Midwest Rising! Convergence kicks off in St. Louis

This weekend, folks are coming together in St. Louis to create a community with the power to break the social barriers of a society dictated by corporate greed.

 

It’s time we come together and build the movement that moved forward together.

Back in April, 1000 people took over the Department of the Interior during Powershift to protest Earth-devastating energy extraction while 8 people committed acts of civil disobedience at the Wells Fargo Shareholders Meeting in San Francisco to protest banks gone wild. In May, over 800 people in New York faced policemen, police dogs, and mace as they sent a message to the JP Morgan Chase shareholders. In June, 1000 people marched over 5 days to Blair Mountain in West Virginia to demand an end to mountain top removal and the coal industry’s assault on the Appalachians and their mountains.
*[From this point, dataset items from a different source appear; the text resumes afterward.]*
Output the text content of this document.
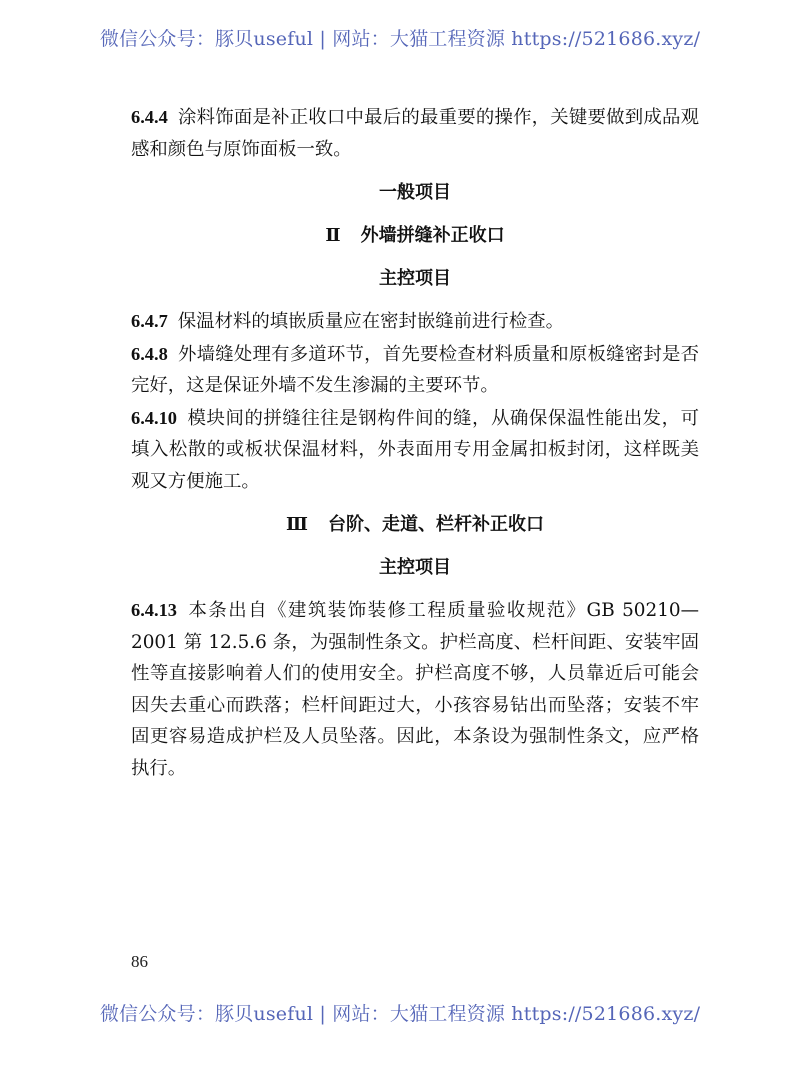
微信公众号：豚贝useful | 网站：大猫工程资源 https://521686.xyz/

6.4.4 涂料饰面是补正收口中最后的最重要的操作，关键要做到成品观感和颜色与原饰面板一致。

一般项目
Ⅱ 外墙拼缝补正收口
主控项目

6.4.7 保温材料的填嵌质量应在密封嵌缝前进行检查。

6.4.8 外墙缝处理有多道环节，首先要检查材料质量和原板缝密封是否完好，这是保证外墙不发生渗漏的主要环节。

6.4.10 模块间的拼缝往往是钢构件间的缝，从确保保温性能出发，可填入松散的或板状保温材料，外表面用专用金属扣板封闭，这样既美观又方便施工。

Ⅲ 台阶、走道、栏杆补正收口
主控项目

6.4.13 本条出自《建筑装饰装修工程质量验收规范》GB 50210—2001 第 12.5.6 条，为强制性条文。护栏高度、栏杆间距、安装牢固性等直接影响着人们的使用安全。护栏高度不够，人员靠近后可能会因失去重心而跌落；栏杆间距过大，小孩容易钻出而坠落；安装不牢固更容易造成护栏及人员坠落。因此，本条设为强制性条文，应严格执行。

86
微信公众号：豚贝useful | 网站：大猫工程资源 https://521686.xyz/
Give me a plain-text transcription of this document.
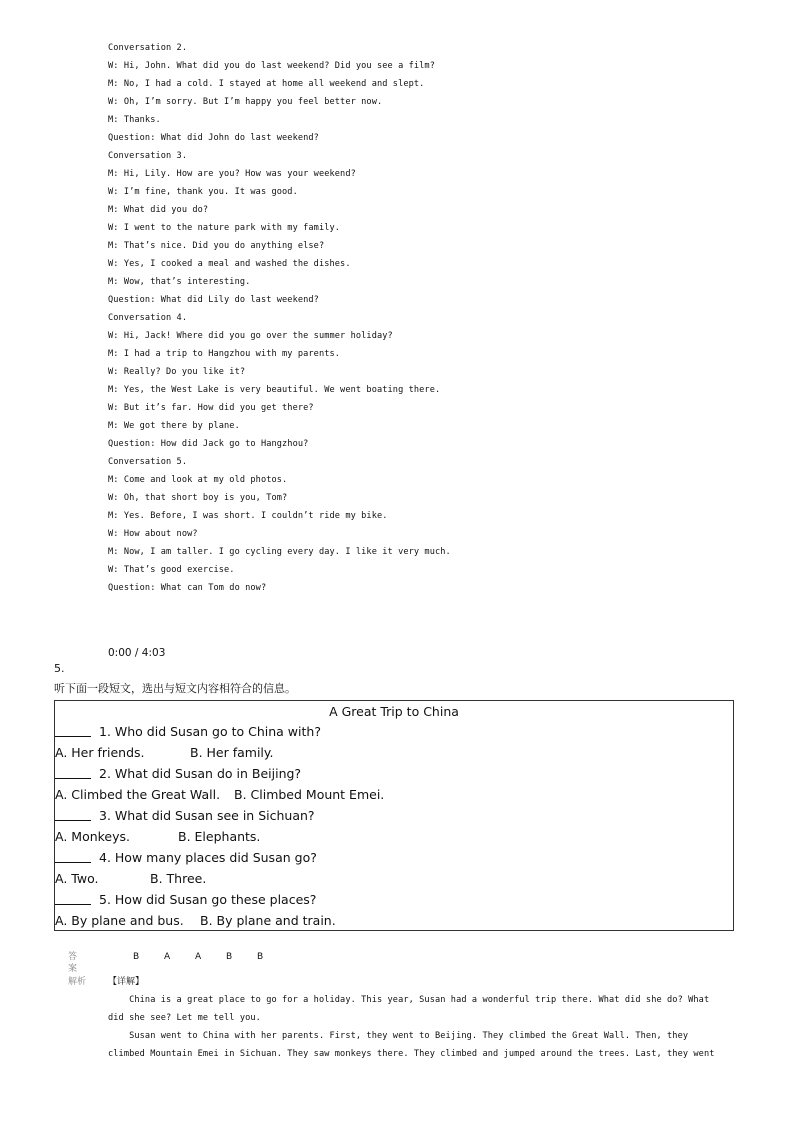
Conversation 2.
W: Hi, John. What did you do last weekend? Did you see a film?
M: No, I had a cold. I stayed at home all weekend and slept.
W: Oh, I’m sorry. But I’m happy you feel better now.
M: Thanks.
Question: What did John do last weekend?
Conversation 3.
M: Hi, Lily. How are you? How was your weekend?
W: I’m fine, thank you. It was good.
M: What did you do?
W: I went to the nature park with my family.
M: That’s nice. Did you do anything else?
W: Yes, I cooked a meal and washed the dishes.
M: Wow, that’s interesting.
Question: What did Lily do last weekend?
Conversation 4.
W: Hi, Jack! Where did you go over the summer holiday?
M: I had a trip to Hangzhou with my parents.
W: Really? Do you like it?
M: Yes, the West Lake is very beautiful. We went boating there.
W: But it’s far. How did you get there?
M: We got there by plane.
Question: How did Jack go to Hangzhou?
Conversation 5.
M: Come and look at my old photos.
W: Oh, that short boy is you, Tom?
M: Yes. Before, I was short. I couldn’t ride my bike.
W: How about now?
M: Now, I am taller. I go cycling every day. I like it very much.
W: That’s good exercise.
Question: What can Tom do now?
0:00 / 4:03
5.
听下面一段短文，选出与短文内容相符合的信息。
A Great Trip to China
1. Who did Susan go to China with?
A. Her friends.	B. Her family.
2. What did Susan do in Beijing?
A. Climbed the Great Wall. B. Climbed Mount Emei.
3. What did Susan see in Sichuan?
A. Monkeys.	B. Elephants.
4. How many places did Susan go?
A. Two.	B. Three.
5. How did Susan go these places?
A. By plane and bus. B. By plane and train.
答案
B	A	A	B	B
解析 【详解】
China is a great place to go for a holiday. This year, Susan had a wonderful trip there. What did she do? What
did she see? Let me tell you.
Susan went to China with her parents. First, they went to Beijing. They climbed the Great Wall. Then, they
climbed Mountain Emei in Sichuan. They saw monkeys there. They climbed and jumped around the trees. Last, they went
People around the country are coming together to fight foreclosures and
evictions, dirty energy projects, and corporate agendas that put profit before people and the planet.

 

St. Louis, Missouri, home to the headquarters of Monsanto and Peabody and Arch Coal, is hosting a unique combination of community based organizations, low-income community members, environmental justice organizations, and climate activists. We are working together to combine non-violent direct action with an opportunity to take a step back and do some collaborative training and visioning of a world we
want to live in.

 

The Objectives: It is important to realize that this convergence occupies a space that many people on the left identify the need for, but are unsure of how to approach. We identify our key objectives, why they are important, and how we seek to actualize them:

 

1. Creating a space that brings together different forces on the left: Economic justice and environmental movements have been separated from each other historically although both movements have common enemies. Because environmental movements have traditionally been disproportionately represented by white activists with class privilege, they have often failed to draw significant attention to the obvious connection between wide-scale exploitation of and disregard for natural resources and the exploitation and oppression of people.
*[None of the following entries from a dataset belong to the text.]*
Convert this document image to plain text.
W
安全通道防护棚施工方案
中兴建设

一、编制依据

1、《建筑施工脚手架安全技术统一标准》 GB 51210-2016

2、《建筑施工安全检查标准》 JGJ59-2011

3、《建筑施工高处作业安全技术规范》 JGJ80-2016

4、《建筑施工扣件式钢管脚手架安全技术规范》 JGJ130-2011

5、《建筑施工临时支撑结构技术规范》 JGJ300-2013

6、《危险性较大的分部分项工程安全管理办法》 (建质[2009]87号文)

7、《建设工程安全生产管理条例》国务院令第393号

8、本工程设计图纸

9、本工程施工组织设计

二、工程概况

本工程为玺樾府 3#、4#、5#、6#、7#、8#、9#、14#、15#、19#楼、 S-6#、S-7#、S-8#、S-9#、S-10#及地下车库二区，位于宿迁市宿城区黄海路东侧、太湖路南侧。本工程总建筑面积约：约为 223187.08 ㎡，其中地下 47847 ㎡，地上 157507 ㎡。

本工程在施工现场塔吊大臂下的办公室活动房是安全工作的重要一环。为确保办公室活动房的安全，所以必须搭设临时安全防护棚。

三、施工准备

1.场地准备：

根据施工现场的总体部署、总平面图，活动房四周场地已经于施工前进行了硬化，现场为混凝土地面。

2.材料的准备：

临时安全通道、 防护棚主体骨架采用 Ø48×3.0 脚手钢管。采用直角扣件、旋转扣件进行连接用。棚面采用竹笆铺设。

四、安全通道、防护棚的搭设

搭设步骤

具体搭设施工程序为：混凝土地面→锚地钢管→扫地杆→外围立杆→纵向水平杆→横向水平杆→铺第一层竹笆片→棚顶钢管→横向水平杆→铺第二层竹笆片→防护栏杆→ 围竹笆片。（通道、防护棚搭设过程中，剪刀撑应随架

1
In order to begin to address privilege and oppression within our movements we will prioritize the voices and experiences of people of color and low-income people.

 

2. Developing a shared analysis of the moment and vision: Corporate interests and the right-wing agenda are on the attack and to imagine a movement powerful enough to reckon with these forces we must move beyond single-issue campaigns that are too easily framed as “special interests” and find a common ground that allows us isolate and call out corporate interests and develop a shared vision for a different world. Understanding the intersectionalities of our struggles allows us to build a more unified movement. We will both draw upon the knowledge of movement leaders and create together collective visions.

 

3. Grassroots organizing and base building training: Grassroots organizing and outreach are necessary for growing our movement and getting to the scale. We will engage in grassroots organizing trainings on 1-1s and door-knocking. In order to ground these trainings in work that is real, we will direct participants to plan

out the 1-1s that will carry their group’s work forward and partner with a local community group to door-knock in targeted communities with a message that moves that group’s work forward.

 

4. Increased urgency and engagement in direct action: Non-violent direct action raises the level of urgency publicly and sows the seeds for the level of resistance it is going to take to see a movement take root, while directly challenging powers that be. We

will conduct intensive trainings in direct action and root these in the actions we take together. MORE has organized non-violent direct actions in St. Louis that targets big banks for more than a year, creating the public outrage that has led locally to dozens of individual homes being saved, increased willingness of banks to work with service agencies, and the drafting of local policy that would force hold banks to higher standard. Actions will advance this campaign and lay groundwork for local participation in national days of resistance planned for fall. Climate Action, a local group, and national groups like Rising Tide have been targeting coal companies for their role in climate change. Locally direct actions have focused

on Peabody Coal. Headquartered in St. Louis, it is the world’s largest coal company. Locally we have been successful in pushing for $10 million in tax breaks to Peabody to be taken back, and see the possibility for actions that would further our local work and national

campaigns against coal.

 

 

 

Why St. Louis?

 

St. Louis is centrally located and has a sponsoring committee made up of a wide range of community, labor and environmental activists. St. Louis is also the headquarters of Peabody Coal, Arch Coal, and Monsanto. St. Louis has hosted a wide array of anti-bank actions as

well, including six people being arrested at Bank of America in December, and is home to Wells Fargo Advisors, the non-bank affiliate of Wells Fargo that employs 20,000 people nationally.